While the idea of removing street art from its original location seems counterintuitive to the form’s origins, moving the setting of the work changes the context and creates new perspectives. According to Streets, “The more artists I put on my canvasses, the stronger the conversation about the piece becomes.” For example, Eddy Street’s Plunger Piece (pictured below) was created as political commentary through materiality that was intentionally two-dimensional and impermanent. The artist brought several of these sculptures to the event, and left a few behind to either be taken back to someone’s home, or to be destroyed. “I figured attendees could keep it for the cost of discovery and the courage to take it,” he says. “People are afraid of street art, for the same reason I used to be scared: There are a lot of ‘what ifs’ and it’s still a foreign expression of art.”

A sculpture by Eddy Streets. Photo by Natt Puapornpong.
A sculpture by Eddy Streets. Photo by Natt Puapornpong.

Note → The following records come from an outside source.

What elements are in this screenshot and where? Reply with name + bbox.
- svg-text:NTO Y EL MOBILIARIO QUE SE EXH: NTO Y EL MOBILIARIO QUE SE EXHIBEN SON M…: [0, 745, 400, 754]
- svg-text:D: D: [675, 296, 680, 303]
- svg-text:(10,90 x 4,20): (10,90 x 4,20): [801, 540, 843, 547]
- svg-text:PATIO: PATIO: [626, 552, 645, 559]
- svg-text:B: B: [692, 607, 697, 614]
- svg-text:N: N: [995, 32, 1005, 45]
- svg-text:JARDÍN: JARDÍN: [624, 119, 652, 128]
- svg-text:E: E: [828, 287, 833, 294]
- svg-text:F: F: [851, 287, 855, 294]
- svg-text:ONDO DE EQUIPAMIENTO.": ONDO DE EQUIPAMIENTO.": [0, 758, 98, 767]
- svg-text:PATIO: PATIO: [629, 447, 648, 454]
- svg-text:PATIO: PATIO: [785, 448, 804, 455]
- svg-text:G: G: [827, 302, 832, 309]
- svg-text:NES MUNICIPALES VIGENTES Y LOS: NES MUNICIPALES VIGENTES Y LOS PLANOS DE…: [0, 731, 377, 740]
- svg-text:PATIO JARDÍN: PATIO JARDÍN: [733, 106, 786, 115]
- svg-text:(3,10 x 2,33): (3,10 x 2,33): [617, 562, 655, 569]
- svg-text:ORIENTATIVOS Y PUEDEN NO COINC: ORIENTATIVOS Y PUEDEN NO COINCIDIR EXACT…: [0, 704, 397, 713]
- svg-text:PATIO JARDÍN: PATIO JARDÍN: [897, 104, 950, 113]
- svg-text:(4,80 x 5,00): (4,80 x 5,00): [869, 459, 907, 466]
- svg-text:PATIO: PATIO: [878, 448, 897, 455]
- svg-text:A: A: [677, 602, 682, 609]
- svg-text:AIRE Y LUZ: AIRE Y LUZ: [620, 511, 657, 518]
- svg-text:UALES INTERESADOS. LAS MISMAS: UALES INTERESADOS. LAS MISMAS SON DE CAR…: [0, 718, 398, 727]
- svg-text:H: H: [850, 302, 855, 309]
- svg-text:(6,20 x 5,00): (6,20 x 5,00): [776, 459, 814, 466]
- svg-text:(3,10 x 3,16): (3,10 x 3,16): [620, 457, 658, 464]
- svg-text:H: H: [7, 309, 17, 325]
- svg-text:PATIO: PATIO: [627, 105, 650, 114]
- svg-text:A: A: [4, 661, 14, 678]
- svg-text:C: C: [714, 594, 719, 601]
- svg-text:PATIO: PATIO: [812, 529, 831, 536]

The sense of community that permeates the street art community is an essential component of its creation. Work is often created by a secretive team or a group: Very little can be done individually to accommodate the heavy gear and equipment required to pull off a job in total secrecy.  Eddy Streets often works with his partner—Side Streets, if you will—and has identified his team LA’s only gay couple making street art in the city. “You have to make yourself vulnerable and share secrets, so the fear of secrecy is mutual among the team,” Streets explains. “This is shared knowledge and there’s nothing skill-wise I wouldn’t share with others.”

To that effect, Eddy Streets and Aise Born, introduced via IA’s Bryant, have begun planning work together. “Aise expressed interest in my tools, and I in his, so we’ll be working on things together throughout LA,” Streets says. “His style, technique, and color will complement mine nicely and I’m very excited that he’s interested in working together.”